Python uses lxml with fileinput
Having a simple xml
<?xml version="1.0" encoding="UTF-8" ?>
<root>
<child>abc</child>
</root>
I wanted to parse it from a file, and this works well:
with open('tst.xml') as test_xml:
for _, element in lxml.etree.iterparse(test_xml, tag='child'):
print element.text # prints abc as expected
However, I tried to modify the script to allow it to parse the xml from either the file or from stdinand failed:
fi = fileinput.input('tst.xml')
for _, element in lxml.etree.iterparse(fi, tag='child'):
print element.text
# File "iterparse.pxi", line 371, in lxml.etree.iterparse.__init__ (src/lxml/lxml.etree.c:97283)
# File "apihelpers.pxi", line 1411, in lxml.etree._encodeFilename (src/lxml/lxml.etree.c:22515)
# TypeError: Argument must be string or unicode.
I'm not sure what I'm doing wrong. Is a FileInput object not a file-like object in python?
Without deep research, it seems that the reason for the exception is that the class FileInputdoes not provide a method read.

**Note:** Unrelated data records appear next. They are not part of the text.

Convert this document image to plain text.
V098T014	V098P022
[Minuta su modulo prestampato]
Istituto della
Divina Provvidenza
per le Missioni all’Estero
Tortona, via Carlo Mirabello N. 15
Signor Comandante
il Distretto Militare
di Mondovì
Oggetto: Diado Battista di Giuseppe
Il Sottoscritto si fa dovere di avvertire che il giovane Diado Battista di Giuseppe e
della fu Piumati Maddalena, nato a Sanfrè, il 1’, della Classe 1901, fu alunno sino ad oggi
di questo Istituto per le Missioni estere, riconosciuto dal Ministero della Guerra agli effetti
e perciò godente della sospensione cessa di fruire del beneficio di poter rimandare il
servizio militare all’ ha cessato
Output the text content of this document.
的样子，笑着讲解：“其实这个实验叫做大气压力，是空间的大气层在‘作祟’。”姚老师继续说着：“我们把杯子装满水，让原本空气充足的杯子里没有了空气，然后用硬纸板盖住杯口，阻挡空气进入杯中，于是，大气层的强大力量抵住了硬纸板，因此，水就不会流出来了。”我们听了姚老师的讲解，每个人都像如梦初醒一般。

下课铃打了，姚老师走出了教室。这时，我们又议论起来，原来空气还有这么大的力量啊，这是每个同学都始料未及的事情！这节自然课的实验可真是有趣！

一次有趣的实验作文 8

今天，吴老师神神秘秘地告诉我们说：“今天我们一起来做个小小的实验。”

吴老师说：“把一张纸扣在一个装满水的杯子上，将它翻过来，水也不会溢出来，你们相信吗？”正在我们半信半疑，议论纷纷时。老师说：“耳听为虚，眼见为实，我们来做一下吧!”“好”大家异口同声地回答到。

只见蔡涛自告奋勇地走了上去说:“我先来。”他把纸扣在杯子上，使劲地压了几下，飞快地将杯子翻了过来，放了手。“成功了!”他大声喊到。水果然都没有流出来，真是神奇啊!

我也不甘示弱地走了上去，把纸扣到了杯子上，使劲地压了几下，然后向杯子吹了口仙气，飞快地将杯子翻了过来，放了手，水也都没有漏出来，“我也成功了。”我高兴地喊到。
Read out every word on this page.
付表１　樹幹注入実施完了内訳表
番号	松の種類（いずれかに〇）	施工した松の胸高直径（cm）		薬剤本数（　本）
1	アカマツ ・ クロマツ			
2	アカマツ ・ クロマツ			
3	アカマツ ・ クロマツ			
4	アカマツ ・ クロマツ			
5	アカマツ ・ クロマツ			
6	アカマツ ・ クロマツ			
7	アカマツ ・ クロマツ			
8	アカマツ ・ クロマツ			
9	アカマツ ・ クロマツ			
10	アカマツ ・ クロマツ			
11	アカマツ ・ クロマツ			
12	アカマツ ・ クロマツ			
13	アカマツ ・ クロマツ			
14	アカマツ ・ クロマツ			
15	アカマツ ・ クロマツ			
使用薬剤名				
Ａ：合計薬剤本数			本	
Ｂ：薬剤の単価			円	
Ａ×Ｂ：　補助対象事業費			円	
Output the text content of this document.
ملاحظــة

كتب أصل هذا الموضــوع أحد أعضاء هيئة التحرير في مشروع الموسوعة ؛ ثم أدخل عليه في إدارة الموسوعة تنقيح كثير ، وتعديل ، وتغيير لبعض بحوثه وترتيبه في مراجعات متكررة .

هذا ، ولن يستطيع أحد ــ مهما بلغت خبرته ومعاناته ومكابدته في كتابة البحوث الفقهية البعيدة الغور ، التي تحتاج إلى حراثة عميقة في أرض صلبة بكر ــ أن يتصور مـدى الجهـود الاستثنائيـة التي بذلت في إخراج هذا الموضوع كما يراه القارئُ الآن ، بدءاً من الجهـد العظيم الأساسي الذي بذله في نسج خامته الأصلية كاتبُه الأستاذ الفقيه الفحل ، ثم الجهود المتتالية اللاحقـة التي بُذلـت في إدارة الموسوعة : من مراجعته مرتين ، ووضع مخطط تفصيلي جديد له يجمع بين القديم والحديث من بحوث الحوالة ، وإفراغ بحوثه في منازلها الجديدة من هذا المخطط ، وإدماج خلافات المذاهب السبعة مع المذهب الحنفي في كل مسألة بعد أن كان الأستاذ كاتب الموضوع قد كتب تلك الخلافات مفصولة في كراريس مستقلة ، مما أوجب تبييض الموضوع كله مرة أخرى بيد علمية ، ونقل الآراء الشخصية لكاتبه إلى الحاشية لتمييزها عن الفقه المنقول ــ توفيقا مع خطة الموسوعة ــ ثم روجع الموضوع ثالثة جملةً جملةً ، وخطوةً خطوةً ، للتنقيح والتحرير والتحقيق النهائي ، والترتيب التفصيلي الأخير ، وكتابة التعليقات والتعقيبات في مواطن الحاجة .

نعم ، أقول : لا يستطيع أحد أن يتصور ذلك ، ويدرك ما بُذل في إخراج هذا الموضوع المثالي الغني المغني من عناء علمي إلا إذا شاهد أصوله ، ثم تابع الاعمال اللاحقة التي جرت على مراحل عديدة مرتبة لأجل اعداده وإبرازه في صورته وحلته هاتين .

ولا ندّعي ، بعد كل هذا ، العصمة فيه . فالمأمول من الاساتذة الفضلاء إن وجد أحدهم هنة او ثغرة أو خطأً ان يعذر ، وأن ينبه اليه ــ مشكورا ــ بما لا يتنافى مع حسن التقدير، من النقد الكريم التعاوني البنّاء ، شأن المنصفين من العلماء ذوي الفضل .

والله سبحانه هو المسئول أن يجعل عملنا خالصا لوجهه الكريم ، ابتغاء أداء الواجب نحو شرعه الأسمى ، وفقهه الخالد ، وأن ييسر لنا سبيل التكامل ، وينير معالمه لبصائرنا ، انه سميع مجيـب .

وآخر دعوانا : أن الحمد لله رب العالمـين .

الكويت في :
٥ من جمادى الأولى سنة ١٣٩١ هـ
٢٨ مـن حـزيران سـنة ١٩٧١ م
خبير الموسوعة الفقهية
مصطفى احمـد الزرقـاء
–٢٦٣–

To achieve my goal, I eventually wrote my own shell:
class FileInput(object):
def __init__(self, filename=None, *args, **kwargs):
self.file = open(filename, *args, **kwargs) if filename and filename != "-" else sys.stdin
def __enter__(self):
return self.file
def __exit__(self, type, value, traceback):
if self.file is not sys.stdin:
self.file.close()
def __getattr__(self, name):
return getattr(self.file, name)
I will wait for a better answer though.